The eastern wing of McFarland Mall, Alabama’s second oldest enclosed mall, is all but abandoned. The food court sits in darkness: tables empty and gates closed. Signs from major department stores remain, but upon closer inspection, all doors are locked and all products removed.
A lack of large department stores inside McFarland Mall has put its east wing in jeopardy. According to mall tenants, the wing is set to be torn down.
With the announced closure of Dillard’s in 2008 and the bankruptcy of Goody’s Family Clothing in 2009, the mall has seen a loss of profits and shoppers. Currently, the only major department store that is fully operating is TJ Maxx. The Tuscaloosa County License Commissioner’s Office is the lone operating store in the eastern branch.
Not long after Goody’s Family Clothing closed its doors, Tuscaloosa developer Stan Pate bought the mall from the McFarland family, thus ending their association with the mall bearing their name.
“It is my opinion that there are multiple opportunities for the mall,” Pate said. “And of those, the best that could happen for long term market in the community, given the prominence of the mall’s location, is a comprehensive new project.

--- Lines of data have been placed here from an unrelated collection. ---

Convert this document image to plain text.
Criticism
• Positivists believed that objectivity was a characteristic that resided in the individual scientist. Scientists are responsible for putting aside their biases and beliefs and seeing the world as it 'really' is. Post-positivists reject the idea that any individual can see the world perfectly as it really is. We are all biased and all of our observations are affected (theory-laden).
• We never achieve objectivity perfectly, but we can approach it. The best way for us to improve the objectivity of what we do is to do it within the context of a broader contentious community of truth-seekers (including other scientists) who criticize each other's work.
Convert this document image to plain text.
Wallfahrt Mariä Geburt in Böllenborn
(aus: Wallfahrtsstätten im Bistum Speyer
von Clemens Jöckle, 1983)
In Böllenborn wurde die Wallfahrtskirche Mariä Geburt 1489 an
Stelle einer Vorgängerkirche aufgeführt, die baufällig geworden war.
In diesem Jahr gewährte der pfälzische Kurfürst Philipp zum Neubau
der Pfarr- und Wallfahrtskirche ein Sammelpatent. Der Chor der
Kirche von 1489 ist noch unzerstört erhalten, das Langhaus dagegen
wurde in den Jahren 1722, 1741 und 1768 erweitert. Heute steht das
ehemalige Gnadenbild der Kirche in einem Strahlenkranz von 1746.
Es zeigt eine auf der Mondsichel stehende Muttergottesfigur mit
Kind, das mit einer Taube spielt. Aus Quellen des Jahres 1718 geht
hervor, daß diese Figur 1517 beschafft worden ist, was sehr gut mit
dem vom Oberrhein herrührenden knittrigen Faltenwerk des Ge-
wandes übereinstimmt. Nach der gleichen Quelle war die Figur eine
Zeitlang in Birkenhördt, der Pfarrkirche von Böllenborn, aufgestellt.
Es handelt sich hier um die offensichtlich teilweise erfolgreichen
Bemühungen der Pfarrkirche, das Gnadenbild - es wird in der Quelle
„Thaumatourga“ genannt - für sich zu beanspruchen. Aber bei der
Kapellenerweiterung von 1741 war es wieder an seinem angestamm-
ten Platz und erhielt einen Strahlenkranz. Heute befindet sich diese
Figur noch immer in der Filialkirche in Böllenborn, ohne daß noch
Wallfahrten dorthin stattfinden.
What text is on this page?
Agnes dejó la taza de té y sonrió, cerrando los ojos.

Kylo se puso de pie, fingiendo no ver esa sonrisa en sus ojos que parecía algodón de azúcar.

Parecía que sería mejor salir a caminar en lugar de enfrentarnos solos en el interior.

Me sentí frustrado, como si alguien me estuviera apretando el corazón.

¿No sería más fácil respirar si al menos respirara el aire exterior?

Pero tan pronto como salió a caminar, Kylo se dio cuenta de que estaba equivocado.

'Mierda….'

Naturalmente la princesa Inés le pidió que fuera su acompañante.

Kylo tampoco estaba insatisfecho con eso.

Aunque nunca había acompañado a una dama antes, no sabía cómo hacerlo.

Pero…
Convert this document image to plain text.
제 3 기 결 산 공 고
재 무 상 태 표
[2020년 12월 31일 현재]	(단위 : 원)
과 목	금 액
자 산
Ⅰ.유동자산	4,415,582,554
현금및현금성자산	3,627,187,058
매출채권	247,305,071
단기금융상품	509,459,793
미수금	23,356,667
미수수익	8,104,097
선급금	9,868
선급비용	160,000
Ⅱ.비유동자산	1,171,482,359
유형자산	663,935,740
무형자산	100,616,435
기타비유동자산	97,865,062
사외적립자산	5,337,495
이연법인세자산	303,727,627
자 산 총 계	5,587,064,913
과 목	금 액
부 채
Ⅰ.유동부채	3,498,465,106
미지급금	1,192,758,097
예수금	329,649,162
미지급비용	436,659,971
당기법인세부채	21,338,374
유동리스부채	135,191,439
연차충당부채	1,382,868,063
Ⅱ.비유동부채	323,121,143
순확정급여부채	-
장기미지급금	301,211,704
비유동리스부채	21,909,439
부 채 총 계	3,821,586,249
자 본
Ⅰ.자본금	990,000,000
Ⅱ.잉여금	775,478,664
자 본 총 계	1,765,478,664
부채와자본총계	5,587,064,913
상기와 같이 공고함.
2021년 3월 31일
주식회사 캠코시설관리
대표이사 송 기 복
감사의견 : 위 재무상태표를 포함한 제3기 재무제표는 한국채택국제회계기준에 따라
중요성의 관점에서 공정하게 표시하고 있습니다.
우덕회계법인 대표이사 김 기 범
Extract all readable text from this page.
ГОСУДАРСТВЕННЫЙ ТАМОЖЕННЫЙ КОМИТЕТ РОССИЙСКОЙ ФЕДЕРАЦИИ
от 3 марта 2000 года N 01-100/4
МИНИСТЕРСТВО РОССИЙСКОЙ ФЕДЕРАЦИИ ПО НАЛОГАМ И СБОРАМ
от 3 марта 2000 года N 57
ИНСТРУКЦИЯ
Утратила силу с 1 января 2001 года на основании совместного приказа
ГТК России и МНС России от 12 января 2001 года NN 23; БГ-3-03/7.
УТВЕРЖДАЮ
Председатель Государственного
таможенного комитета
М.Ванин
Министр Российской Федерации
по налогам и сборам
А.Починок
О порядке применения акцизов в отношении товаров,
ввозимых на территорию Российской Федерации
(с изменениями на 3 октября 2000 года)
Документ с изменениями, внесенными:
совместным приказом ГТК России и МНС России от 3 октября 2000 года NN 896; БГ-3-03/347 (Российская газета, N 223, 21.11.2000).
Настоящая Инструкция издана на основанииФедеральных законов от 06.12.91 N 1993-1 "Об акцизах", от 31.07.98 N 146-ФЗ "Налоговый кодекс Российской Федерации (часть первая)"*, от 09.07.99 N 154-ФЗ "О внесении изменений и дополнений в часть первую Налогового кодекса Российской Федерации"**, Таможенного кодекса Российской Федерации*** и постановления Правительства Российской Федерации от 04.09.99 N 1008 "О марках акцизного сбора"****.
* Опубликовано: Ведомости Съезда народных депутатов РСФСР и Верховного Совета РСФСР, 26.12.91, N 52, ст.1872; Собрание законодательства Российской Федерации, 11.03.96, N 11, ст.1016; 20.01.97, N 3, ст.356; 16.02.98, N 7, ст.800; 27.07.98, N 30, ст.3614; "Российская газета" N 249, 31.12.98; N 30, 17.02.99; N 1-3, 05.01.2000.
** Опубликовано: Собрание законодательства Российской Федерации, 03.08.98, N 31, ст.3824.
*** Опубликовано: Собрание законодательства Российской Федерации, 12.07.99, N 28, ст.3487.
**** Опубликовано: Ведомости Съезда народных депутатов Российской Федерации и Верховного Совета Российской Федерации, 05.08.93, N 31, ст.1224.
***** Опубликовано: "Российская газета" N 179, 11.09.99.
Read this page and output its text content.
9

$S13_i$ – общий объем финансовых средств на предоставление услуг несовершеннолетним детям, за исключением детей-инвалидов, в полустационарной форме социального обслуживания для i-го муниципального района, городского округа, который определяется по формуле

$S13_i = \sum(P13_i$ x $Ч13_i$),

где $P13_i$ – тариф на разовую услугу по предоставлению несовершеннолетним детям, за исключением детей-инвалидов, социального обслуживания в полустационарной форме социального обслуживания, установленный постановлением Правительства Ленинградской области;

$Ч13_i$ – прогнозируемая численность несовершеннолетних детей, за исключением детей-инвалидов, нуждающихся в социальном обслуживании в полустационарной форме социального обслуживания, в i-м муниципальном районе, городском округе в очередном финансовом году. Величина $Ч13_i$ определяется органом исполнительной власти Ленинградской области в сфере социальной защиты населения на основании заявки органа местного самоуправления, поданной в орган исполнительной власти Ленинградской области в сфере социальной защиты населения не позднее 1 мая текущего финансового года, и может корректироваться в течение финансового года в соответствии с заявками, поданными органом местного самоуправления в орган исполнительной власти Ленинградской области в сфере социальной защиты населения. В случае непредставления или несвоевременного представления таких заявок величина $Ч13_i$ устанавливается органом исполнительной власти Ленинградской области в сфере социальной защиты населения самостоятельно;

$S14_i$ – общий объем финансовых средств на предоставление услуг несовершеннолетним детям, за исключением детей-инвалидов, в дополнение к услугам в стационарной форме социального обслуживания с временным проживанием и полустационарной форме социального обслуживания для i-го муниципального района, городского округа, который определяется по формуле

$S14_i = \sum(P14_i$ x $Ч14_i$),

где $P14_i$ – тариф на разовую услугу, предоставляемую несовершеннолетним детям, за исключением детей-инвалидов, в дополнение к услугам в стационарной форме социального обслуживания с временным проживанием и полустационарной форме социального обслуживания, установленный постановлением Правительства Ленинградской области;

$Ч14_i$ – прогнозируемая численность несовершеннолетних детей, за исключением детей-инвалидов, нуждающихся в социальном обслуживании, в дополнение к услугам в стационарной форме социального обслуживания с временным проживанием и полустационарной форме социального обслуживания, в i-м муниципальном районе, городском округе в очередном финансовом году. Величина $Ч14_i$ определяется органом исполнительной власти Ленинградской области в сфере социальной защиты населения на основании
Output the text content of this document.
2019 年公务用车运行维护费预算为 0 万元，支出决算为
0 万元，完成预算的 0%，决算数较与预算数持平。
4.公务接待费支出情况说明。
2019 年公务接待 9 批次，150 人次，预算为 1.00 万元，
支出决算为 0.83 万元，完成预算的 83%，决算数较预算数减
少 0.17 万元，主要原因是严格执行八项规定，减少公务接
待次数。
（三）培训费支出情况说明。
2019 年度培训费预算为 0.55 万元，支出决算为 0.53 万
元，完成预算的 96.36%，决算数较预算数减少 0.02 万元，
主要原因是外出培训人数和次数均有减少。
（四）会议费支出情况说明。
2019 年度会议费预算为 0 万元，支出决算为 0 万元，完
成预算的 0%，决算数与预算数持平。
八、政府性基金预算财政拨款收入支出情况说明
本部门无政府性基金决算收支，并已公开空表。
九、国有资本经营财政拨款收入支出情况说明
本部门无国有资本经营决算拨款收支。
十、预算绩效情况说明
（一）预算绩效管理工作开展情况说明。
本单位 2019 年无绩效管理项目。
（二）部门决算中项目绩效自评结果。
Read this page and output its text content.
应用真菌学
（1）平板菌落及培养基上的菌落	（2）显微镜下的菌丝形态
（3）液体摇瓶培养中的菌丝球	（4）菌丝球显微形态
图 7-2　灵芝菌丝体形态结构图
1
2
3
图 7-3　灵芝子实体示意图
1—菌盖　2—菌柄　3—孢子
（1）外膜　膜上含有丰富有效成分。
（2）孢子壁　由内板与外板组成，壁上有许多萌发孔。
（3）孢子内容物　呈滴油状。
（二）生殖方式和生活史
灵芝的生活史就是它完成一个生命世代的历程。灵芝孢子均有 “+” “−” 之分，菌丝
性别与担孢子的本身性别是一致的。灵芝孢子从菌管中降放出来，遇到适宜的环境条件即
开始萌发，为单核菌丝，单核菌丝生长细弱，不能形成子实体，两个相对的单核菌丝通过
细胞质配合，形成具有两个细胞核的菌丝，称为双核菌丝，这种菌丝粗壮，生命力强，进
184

“While the optimum would be to demolish it all and start this comprehensive new project, I’d say that it’s more realistic that we will partially demolish and partially remodel the mall.”
McFarland Mall opened in February 1969 at the corner of McFarland Boulevard and Skyland Boulevard, near Interstate 20/59. It was a landmark development of the times and one of the city’s highest traffic areas.
Now, business owners who have not been forced to close their stores sit together in the mall’s lobby, acting more as tour guides directing the mall’s visitors to the Tuscaloosa County License Commissioner’s Office, than business owners.
McFarland Mall’s retailers are not the only ones making changes. It was recently announced that the Sakura Festival’s Matsuri in the Mall, an event hosted by UA’s Capstone International program that features Japanese cultural exhibits and performances, was moving to University Mall. In the event’s 25-year existence, it has spent at least the past 10 years inside McFarland Mall.
Pate said the mall is the best real estate opportunity in the community and that there is a need to maximize the opportunity.
“There are many nationally recognized retailers missing from the community,” Pate said. “Students are used to convenient shopping at well-known retailers and are very familiar with who’s not here. Now that the economy is getting better, Tuscaloosa has a lot of things going for it, including a healthy growing population.”
Although he did not name any specific companies who have shown interest in moving in to occupy spots once the mall has been renovated, Pate said he has a whole list of such companies and is in various areas of discussion with each.
“The fact that its location is right off of the interstate makes it really the front door to the community for visitors and those who live here,” Pate said. “This would be a key role in the revitalization of McFarland Boulevard. I think that it would be the natural anchor between 15th Street retailers and the interstate.”